El secuestro de Aída Quilcué y la "línea roja"

En el suroeste del país, la situación es igualmente crítica tras confirmarse que la senadora Aída Quilcué fue secuestrada en una zona guerrillera del departamento del Cauca. Esta región, conflictiva y cocalera, se encuentra bajo el control de las disidencias de las FARC que se apartaron del proceso de paz. El pueblo indígena nasa, al que pertenece Quilcué, está fuertemente amenazado por estos grupos ilegales. La senadora viajaba en una camioneta junto a sus dos escoltas, según relató su hija Alejandra Legarda, y aunque la guardia indígena halló el vehículo, este se encontraba sin ocupantes en su interior.

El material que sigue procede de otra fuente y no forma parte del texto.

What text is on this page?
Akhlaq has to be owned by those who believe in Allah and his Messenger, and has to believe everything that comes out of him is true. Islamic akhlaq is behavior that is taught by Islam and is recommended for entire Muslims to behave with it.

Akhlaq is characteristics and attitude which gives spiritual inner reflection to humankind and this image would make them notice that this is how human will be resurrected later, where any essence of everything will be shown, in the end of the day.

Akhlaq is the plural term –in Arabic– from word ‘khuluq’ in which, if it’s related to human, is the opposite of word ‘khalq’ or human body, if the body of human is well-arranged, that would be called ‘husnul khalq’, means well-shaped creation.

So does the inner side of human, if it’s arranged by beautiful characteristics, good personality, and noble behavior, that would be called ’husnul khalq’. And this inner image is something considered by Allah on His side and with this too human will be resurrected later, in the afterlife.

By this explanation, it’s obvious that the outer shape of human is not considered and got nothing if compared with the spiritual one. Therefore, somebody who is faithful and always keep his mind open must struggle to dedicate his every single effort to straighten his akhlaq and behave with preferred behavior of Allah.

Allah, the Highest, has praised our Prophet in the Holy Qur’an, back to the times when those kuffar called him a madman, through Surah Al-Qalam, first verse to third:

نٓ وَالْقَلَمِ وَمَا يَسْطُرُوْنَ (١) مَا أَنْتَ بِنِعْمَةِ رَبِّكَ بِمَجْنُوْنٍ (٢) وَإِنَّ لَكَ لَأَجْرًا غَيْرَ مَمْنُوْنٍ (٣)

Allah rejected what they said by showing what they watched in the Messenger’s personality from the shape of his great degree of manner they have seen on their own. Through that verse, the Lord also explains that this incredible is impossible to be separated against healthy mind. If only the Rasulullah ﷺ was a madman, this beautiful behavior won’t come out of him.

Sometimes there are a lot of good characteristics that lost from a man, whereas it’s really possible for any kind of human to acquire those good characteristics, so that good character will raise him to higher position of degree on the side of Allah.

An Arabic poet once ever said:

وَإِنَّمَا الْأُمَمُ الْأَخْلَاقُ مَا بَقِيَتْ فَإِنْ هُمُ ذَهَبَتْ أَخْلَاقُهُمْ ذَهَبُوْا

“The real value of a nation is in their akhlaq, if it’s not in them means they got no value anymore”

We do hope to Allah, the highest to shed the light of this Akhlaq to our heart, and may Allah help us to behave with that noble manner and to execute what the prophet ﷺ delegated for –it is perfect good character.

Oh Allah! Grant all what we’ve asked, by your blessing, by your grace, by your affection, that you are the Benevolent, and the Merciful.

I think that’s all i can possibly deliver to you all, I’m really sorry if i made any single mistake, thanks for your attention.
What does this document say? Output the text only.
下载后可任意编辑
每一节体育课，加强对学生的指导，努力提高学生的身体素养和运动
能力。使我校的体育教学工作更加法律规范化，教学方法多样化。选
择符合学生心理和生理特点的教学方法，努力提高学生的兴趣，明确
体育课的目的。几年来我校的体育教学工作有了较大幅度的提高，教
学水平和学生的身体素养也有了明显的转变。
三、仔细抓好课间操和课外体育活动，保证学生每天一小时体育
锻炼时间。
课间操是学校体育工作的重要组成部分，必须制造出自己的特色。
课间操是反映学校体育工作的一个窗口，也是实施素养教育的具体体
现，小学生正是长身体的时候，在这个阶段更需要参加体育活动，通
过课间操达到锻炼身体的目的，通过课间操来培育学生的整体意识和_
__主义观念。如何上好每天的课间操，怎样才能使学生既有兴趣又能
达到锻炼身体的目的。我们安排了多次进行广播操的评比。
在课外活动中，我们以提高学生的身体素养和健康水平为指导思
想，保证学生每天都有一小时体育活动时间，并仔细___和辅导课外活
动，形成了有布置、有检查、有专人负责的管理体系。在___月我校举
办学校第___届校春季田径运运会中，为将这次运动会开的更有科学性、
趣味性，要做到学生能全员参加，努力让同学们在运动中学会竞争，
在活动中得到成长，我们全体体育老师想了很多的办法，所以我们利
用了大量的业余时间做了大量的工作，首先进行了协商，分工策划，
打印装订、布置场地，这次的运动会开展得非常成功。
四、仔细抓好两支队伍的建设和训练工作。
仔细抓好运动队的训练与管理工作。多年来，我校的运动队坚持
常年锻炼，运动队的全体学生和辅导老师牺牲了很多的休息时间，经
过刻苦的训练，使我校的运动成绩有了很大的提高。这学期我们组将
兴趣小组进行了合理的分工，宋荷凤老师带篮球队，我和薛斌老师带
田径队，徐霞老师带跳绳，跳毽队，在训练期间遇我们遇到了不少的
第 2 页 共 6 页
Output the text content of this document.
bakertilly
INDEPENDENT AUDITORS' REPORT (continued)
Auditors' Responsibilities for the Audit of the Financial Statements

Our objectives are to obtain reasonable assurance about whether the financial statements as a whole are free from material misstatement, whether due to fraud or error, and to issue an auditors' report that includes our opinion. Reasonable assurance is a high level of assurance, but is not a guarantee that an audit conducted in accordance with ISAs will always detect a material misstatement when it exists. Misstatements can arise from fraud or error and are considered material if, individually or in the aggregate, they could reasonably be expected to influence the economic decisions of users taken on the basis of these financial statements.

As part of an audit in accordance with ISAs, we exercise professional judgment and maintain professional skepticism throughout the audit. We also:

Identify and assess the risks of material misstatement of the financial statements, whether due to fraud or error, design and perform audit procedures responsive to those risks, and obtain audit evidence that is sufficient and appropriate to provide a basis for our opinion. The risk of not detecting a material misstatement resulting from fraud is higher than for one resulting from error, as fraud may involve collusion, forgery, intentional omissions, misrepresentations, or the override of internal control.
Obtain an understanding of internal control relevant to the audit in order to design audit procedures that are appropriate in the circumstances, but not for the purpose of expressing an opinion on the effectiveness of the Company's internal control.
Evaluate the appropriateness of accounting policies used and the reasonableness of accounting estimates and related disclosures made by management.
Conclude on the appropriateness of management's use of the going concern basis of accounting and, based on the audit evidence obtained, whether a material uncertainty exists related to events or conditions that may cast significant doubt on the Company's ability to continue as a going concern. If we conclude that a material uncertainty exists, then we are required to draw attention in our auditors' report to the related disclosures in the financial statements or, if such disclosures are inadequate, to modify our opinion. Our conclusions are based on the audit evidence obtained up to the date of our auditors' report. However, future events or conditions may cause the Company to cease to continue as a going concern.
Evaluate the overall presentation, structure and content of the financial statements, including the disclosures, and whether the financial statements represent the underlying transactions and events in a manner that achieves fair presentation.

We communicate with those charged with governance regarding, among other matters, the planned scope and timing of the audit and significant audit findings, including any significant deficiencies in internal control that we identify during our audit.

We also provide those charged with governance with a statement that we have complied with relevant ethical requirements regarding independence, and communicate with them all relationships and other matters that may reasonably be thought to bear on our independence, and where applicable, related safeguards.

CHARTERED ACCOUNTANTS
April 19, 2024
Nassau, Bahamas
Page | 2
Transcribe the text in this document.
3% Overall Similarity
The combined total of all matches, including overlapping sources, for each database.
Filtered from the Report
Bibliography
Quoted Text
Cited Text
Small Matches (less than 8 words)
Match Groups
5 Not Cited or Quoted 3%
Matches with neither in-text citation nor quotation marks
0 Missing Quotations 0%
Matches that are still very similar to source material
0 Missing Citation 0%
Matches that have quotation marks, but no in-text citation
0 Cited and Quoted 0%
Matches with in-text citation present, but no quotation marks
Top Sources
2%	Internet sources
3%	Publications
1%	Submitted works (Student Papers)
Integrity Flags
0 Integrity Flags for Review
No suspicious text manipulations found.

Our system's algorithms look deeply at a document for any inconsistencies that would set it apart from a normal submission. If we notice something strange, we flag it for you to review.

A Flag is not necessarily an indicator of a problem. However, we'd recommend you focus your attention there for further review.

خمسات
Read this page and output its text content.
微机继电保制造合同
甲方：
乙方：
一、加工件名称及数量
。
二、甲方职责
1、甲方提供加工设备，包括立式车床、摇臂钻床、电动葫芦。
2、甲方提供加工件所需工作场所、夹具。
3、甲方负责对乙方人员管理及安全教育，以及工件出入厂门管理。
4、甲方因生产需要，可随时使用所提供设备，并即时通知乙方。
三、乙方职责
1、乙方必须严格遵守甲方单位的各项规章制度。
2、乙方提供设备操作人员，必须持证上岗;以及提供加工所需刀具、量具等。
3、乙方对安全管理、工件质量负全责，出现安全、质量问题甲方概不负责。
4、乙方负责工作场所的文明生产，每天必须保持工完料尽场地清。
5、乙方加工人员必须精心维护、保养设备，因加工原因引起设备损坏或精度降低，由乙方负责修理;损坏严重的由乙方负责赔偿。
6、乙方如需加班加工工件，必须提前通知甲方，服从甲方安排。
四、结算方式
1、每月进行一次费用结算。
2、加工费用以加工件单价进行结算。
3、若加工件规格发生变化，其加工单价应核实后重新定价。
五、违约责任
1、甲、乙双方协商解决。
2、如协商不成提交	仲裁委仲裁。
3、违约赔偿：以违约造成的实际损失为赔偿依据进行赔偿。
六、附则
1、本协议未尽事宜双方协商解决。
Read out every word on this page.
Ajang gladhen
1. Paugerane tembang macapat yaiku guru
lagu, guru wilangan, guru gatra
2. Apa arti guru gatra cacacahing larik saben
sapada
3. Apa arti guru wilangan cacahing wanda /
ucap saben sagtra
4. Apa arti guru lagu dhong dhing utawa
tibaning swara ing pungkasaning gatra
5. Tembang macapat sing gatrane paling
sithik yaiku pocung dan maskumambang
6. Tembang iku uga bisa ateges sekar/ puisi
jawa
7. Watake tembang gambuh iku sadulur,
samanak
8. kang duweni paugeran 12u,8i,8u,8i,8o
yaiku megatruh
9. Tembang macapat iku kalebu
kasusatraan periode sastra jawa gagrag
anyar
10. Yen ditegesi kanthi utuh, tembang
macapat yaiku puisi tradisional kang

Ante este escenario, el ministro de Defensa, Pedro Sánchez, confirmó que se continúa la búsqueda intensiva tras el reporte del hallazgo del rodado. Por su parte, el presidente Petro lanzó una advertencia categórica al afirmar que si no liberan a la legisladora, se considerará un grito de guerra contra todos los indígenas del país. 

El mandatario enfatizó que los captores han cruzado una línea roja y que espera una resolución rápida del conflicto. El desenlace de este secuestro y las investigaciones sobre el plan para asesinar al presidente mantienen a Colombia en un estado de máxima alerta, mientras la comunidad internacional observa con preocupación el deterioro de la seguridad en plena etapa electoral.